How to Get Stronger


Strength is a measure of how much force your muscles are able to produce. You can increase your muscles' force production with regular weight training. Over time, your muscles adapt to lifting the heavier loads and gradually get stronger. Your strength workout will vary depending on your training level. If you’re just starting out with strength training, begin by mastering exercise technique before lifting heavy weights. More experienced lifters, however, will need to adjust their training intensity to experience strength gains.

Training Volume for Strength

  • If you’re just starting to strength train, take the time to learn exercise technique and to allow your body to adapt. For the first two months of training, use light weights and perform one to two sets of each exercise, with each set consisting of eight to 15 reps. Rest one minute in between sets.

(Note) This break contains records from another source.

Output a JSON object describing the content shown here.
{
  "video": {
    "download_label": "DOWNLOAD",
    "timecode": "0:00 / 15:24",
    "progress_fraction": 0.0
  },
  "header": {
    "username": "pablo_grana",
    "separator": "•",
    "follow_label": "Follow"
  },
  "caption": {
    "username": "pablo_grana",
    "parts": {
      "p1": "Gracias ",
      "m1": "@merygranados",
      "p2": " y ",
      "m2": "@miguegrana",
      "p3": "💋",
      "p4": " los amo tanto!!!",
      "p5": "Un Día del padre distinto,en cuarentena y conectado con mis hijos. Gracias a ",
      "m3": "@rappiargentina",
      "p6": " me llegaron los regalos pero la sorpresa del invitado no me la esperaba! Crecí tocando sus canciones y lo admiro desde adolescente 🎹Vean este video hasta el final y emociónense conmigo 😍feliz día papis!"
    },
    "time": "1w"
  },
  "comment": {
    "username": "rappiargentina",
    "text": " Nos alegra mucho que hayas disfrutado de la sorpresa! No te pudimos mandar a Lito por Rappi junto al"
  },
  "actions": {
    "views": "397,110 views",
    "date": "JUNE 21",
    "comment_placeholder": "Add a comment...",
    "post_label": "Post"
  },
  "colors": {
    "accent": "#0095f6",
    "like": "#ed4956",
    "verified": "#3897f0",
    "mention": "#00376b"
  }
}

    Once you've consistently trained for eight weeks, transition into a more advanced workout designed for building strength. Perform two to six sets of four to eight reps of each exercise. The low number of reps allows you to use heavier weights, which is ideal when you're focused on building strength. Rest two to five minutes in between each set. When you lift with heavier weights, you work your fast-twitch muscle fibers, which fatigue quickly and need more recovery time.

Significance of Intensity

  • The weight that you use for each exercise will make a significant impact on your strength gains. If you do sets of four to eight reps but do so while using a weight that’s too easy, you won’t provide your muscles with enough stress to force them to adapt. Select a weight for each exercise that allows you to do at least four reps but makes it difficult to complete any more than eight. If you get to the eighth rep and you could easily continue, you should be using a heavier weight.

Exercise Selection

  • Select eight to 10 exercises to include in your workout. Put together a collection of exercises that target all your major muscle groups, including your gluteus maximus, quadriceps, hamstrings, calves, latissimus dorsi, pectoralis major, deltoids, biceps brachii, triceps brachii, rectus abdominis and erector spinae. A workout that contains squats, leg curls, calf raises, chest presses, shoulder presses, rows, biceps curls, triceps extensions, crunches and back extensions will work all the major muscle groups. You can tailor your workout, however, if there are particular muscles you’re looking to strengthen. For example, if you’re mostly interested in strengthening your legs, you could substitute lunges for biceps curls and deadlifts for triceps extensions.

Workout Schedule

  • Your strength workouts should be performed two to three days per week. Spread your workouts out throughout the week so that there’s one to two off days between each one. The rest days in between your workouts are when the muscle tissue tears heal and your muscle increases in strength. Strength training on back-to-back days prevents your muscles from adapting and thus limits your strength gains. As you advance, you could potentially get to the point where you're lifting extremely heavy weights. If this is the case, you may find you need at least two days off in between workouts for your muscles to heal and not feel fatigued.